Wirklich mögte man glauben, daß wenn ins Große getrieben würde, was Perotti wohl nur mit weniger Bedeutung that, die Naturwissenschaften einen unternehmenden Abentheurer gar wohl in Stand setzten, sich unter den Völkern in Afrika, vielleicht selbst in Asien, zum Religionsstifter zu erheben; das höchste was bis jetzt unter den Menschen erreicht worden ist, da die Namen Moses, Confutsee, Zoroaster, Fot, Mahomed u. s. w. die der großen Eroberer überdauern. Welche für solche Menschen unbegreifliche Erscheinungen könnte sie nicht hervorbringen, die ihnen unfehlbar Himmelswunder gölten, und göttliche Sendung urkundeten. Chemische Prozesse, Elektrizität, Luftschifferei, welche Hülfsmittel zu diesem Zweck. Vielleicht fällt noch ein ruhmsüchtiger Wagehals darauf. Noch interessanter ist aber der Gedanke an eine so hohe Stufe der Naturkunde, die selbst Völkern, wie die gegenwärtig gelehrtesten, Wunderglauben auferlegen könnte. Und doch wird sie gewiß einst erreicht, und muß wieder winzig dastehn, gegen das, was die von ihr weiter gehende Entwicklung offenbaren kann.

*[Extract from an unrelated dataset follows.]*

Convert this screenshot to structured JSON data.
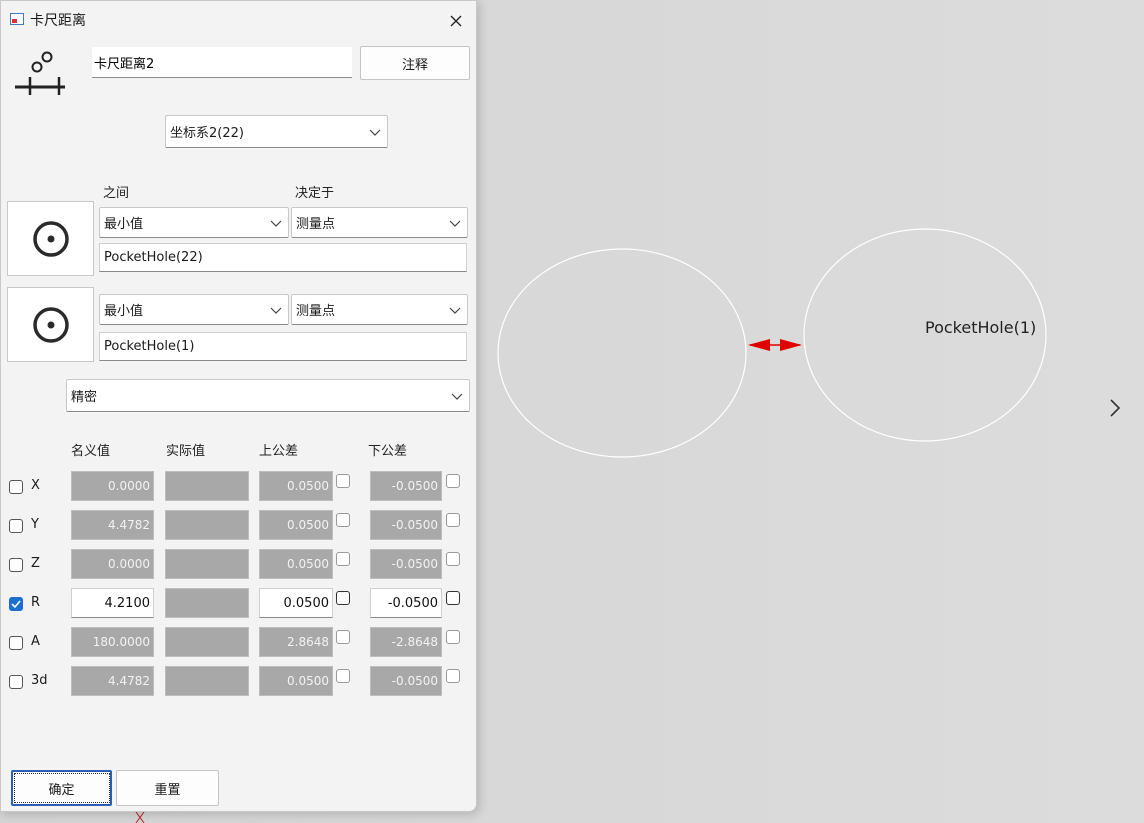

O, fuhr Perotti fort, wenn einige ruhige Stunden dazu günstig sind, dann werde ich erzählen, was ich alles unter diesen Völkern sah, und that. Aber am meisten werden meine Hörer staunen, wenn ich berichte, was mir jenseits der Gebürge zu Gesicht kam, die das Auge erst in blauer Ferne entdeckt, wenn der Pilger hundert Meilen über den Niger hinausdrang. Wisse, daß hier Nationen hausen, bei denen tiefe Wissenschaft und Künste mancher Art gar nicht fremde sind. Weiße wohlgebildete Nationen. Nachkommen der von den Römern vertriebenen Carthager, der vor Belisarius fliehenden Vandalen und Andere.

Darauf wäre ich wohl begierig, versetzte Flore.

Es wird sich Zeit dazu finden. Wohlan, bleibe in meinem Dienst, wenn du schon mein Vertrauen nimmer gewinnen kannst.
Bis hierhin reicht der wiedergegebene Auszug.